Australian linguist and journalist (1864–1931)

Frederick Sefton Delmer (24 October 1864 – 7 April 1931) was an Australian linguistics university lecturer and journalist.

== Life ==
Delmer was born in Battery Point, Tasmania, to James Delmer (1837–1914), a Master mariner, and Margaret Sefton Burgess (1837–1886).

He studied at Trinity College of the University of Melbourne, graduating M. A., and continued his studies in Europe, where he made the acquaintance of Herman Grimm, son of Wilhelm Grimm. After his return to Australia, he was a teacher in 1896, but also wrote travel reports. He soon returned to Europe where he became a lecturer at the University of Königsberg in 1900 and, from 1901 to 1914, he was a lecturer at the Friedrich-Wilhelms-Universität in Berlin. He became a friend of Kaiser Wilhelm II. He married Isabella Mabel Hook (1879–1938) in 1901. They had a son, Sefton Delmer, and a daughter, Margaret Mabel Sefton Delmer (1905–1990).
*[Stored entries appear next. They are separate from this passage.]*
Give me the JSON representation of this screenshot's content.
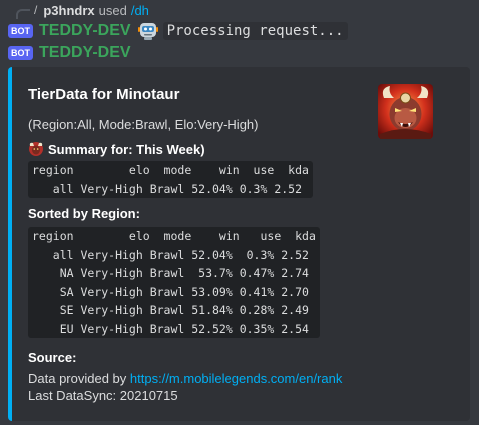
{
  "command": {
    "user": "p3hndrx",
    "used_text": "used",
    "command_name": "/dh"
  },
  "messages": [
    {
      "bot_tag": "BOT",
      "author": "TEDDY-DEV",
      "icon": "robot-icon",
      "text": "Processing request..."
    },
    {
      "bot_tag": "BOT",
      "author": "TEDDY-DEV"
    }
  ],
  "embed": {
    "accent_color": "#00aff4",
    "title": "TierData for Minotaur",
    "description": "(Region:All, Mode:Brawl, Elo:Very-High)",
    "thumbnail": "minotaur-hero-portrait",
    "summary": {
      "icon": "minotaur-emblem-icon",
      "title": "Summary for: This Week)",
      "table": [
        "region        elo  mode    win  use  kda",
        "   all Very-High Brawl 52.04% 0.3% 2.52"
      ]
    },
    "sorted": {
      "title": "Sorted by Region:",
      "table": [
        "region        elo  mode    win   use  kda",
        "   all Very-High Brawl 52.04%  0.3% 2.52",
        "    NA Very-High Brawl  53.7% 0.47% 2.74",
        "    SA Very-High Brawl 53.09% 0.41% 2.70",
        "    SE Very-High Brawl 51.84% 0.28% 2.49",
        "    EU Very-High Brawl 52.52% 0.35% 2.54"
      ]
    },
    "source": {
      "title": "Source:",
      "prefix": "Data provided by ",
      "link": "https://m.mobilelegends.com/en/rank",
      "sync": "Last DataSync: 20210715"
    }
  }
}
In 1910, he published the book English Literature from Beowulf to Bernard Shaw, which was, for decades, a standard work for English lessons in German schools.

At the beginning of the First World War, he was held in the Ruhleben internment camp, with his family, because he refused to accept German citizenship and was suspected of being a spy. In 1917, he was deported to England as part of a prisoner exchange program. He was later active in Germany and Italy as a journalist, translator and interpreter.

He died in Rapallo, Italy, on 7 April 1931.

== Works ==
- English debating exercises and spoken essays: an aid for English conversational courses, 1912
- English Literature from Beowulf to Bernard Shaw, Berlin 1910 (with many re-editions until at least 1984. In 1951, the 22nd edition was published under the title From Beowulf to TS Eliot, for the Use of Schools, Universities and private students, with alterations, new chapters, and sections by H.S. Harvey, B. Litt.